Blanketpolicy · 06/06/2023 09:51

You have no idea what really happened. All you can do is not leave your dd and this child alone with scissors again and watch out for potential clues your dd might have been involved too.

Children do not always tell the whole truth. Whether we like it or not it is part of their development to be economical with the truth to try to influence the outcome when there are consequences.

Dailywalk · 06/06/2023 09:53

HomeB · 06/06/2023 09:46

Yeah she deliberately trashed your sofa 🤣

Or your daughter accidentally cut it when she was crafting and didn't notice.

What on earth do you expect us to tell you to do?

It’s a robust sofa not with flimsy fabric. There are three definite cuts and a fourth where the scissors haven’t got straight through. These are not accidental.
I’m I accept they shouldn’t have had scissors. Lesson learnt.

OP posts:
SuperbSummer2023 · 06/06/2023 09:54

@Dailywalk

Id be angry!! Ethan myself for leaving 2 6 year olds alone with scissors, so I'd have a word with myself!

it happened in your house, with your scissors, on your watch.

I know you've asked us what we'd do, but there isn't anything to do, except learn from it. Don't leave kids alone with scissors, paint, felt pens etc that can damage your stuff.

your 6 year old hadn't previously done anything like it, it doesn't mean she won't. They get curious about what will happen if they just... & they get forgetful (putting pens down on cushions etc).

you either accept accidents will happen
ir keep the activity in a safer space and if you have a nice table you put an oil cloth down to try to prevent accidental damage.

Bedtimemode · 06/06/2023 09:54

This one is on you, sorry.

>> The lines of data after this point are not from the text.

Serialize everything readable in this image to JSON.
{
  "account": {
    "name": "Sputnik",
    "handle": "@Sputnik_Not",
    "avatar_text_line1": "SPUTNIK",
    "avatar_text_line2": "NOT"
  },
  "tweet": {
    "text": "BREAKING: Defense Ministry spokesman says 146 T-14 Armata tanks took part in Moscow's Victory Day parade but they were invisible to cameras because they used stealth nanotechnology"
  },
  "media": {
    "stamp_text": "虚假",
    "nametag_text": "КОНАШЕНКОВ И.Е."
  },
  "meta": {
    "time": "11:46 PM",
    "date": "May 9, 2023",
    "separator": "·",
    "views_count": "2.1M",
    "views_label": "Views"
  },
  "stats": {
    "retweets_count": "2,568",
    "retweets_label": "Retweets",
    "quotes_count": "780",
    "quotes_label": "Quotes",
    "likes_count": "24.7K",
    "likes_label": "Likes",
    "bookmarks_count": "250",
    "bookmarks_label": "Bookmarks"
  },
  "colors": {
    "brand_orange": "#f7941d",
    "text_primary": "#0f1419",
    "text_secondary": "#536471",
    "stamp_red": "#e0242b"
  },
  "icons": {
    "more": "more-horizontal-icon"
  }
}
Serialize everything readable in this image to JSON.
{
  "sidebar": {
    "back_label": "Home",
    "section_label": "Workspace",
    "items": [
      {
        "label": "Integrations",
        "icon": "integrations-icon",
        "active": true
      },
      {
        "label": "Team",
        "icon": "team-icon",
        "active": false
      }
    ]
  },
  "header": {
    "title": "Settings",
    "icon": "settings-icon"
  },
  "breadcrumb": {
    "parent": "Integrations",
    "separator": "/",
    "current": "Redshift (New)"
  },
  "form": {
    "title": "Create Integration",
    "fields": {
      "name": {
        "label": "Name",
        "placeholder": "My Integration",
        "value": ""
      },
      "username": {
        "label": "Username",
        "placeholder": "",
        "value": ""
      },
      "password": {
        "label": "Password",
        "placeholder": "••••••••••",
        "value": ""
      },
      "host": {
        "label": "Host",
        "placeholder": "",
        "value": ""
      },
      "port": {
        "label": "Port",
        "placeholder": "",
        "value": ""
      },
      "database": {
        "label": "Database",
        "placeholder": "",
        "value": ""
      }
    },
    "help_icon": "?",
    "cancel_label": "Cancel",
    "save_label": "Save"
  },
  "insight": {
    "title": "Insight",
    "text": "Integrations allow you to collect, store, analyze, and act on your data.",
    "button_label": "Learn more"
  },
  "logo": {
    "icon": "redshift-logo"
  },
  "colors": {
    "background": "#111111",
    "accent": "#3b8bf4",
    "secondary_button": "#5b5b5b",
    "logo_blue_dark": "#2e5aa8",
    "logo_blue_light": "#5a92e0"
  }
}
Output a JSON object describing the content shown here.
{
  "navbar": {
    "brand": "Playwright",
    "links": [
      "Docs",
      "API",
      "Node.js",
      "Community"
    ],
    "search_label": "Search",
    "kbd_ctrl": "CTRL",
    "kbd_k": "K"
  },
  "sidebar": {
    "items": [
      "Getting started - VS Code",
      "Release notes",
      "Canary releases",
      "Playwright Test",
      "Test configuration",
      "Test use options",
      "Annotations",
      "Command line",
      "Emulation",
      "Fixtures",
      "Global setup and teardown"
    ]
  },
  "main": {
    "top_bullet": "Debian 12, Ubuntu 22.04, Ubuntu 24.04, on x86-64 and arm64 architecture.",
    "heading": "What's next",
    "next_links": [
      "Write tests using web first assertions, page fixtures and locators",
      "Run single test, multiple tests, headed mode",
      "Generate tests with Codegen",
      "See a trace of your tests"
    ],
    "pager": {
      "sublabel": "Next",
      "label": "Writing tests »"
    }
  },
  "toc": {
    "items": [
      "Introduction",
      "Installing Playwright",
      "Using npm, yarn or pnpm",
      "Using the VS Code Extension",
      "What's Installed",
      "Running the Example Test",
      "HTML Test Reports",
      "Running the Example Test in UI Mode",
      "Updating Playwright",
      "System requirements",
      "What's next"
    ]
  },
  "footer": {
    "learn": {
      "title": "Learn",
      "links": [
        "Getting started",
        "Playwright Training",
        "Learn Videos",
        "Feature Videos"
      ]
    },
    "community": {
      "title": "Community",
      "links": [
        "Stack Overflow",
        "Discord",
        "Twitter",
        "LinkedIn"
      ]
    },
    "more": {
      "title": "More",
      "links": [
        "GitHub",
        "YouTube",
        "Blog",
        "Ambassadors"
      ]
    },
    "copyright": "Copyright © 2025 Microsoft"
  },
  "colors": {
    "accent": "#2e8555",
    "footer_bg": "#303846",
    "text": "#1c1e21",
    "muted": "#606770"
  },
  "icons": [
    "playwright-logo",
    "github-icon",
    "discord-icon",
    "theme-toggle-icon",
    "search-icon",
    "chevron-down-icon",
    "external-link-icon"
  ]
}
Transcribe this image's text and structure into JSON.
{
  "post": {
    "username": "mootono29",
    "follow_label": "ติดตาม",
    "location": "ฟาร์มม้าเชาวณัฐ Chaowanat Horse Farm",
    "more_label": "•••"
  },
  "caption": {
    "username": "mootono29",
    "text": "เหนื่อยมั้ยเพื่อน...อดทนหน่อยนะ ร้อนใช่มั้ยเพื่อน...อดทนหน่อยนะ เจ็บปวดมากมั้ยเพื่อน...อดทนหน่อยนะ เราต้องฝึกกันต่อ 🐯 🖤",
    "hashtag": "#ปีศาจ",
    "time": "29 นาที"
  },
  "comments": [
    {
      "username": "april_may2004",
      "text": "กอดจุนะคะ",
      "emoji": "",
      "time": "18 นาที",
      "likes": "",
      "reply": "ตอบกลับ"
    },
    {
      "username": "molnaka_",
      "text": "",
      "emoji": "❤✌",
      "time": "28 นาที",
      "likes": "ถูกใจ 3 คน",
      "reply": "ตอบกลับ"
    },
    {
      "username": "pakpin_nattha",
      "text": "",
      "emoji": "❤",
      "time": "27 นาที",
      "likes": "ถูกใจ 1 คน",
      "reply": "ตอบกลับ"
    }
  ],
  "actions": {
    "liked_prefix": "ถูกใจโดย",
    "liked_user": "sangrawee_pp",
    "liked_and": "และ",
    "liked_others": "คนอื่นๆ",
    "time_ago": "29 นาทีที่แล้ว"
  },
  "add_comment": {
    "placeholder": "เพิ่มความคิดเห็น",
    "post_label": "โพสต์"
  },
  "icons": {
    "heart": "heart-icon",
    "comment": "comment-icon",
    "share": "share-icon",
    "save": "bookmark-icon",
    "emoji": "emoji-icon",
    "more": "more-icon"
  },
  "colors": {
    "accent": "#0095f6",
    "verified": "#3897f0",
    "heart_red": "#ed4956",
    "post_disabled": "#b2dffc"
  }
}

I'd never allow mine to have scissors in the living room, I only ever let them use them at the kitchen table for precisely this reason

Readyplayerthr33 · 06/06/2023 09:55

You have two 6 year olds scissors and left them alone?
This in you.

Six year olds should be able to hand scissors and crafting without supervision, but you just don’t risk that when you’ve got someone else’s kid round. You don’t give out sharp things and leave them unattended.

Spirallingdownwards · 06/06/2023 09:55

If you have accidental damage cover on your contents insurance you can decide whether you want to claim on insurance.

Frustrating as it is unfortunately you neither have proof she did it or whether she did so deliberately.

I guess it's for you to decide whether you want the child back over in the future and whether you restrict what activities they do if you do.

SirVixofVixHall · 06/06/2023 09:55

ComtesseDeSpair · 06/06/2023 09:25

I think it’s more likely that one or both of them were crafting on the sofa and accidentally snipped it without realising. A pain obviously, but just what happens when small kids are unsupervised.

I think this too. They were probably cutting things out while sitting on the sofa and weren’t aware of the snips to the fabric. So it is most likely to not be a deliberate thing. Just make sure any cutting is on a table and not anywhere else if they have scissors again.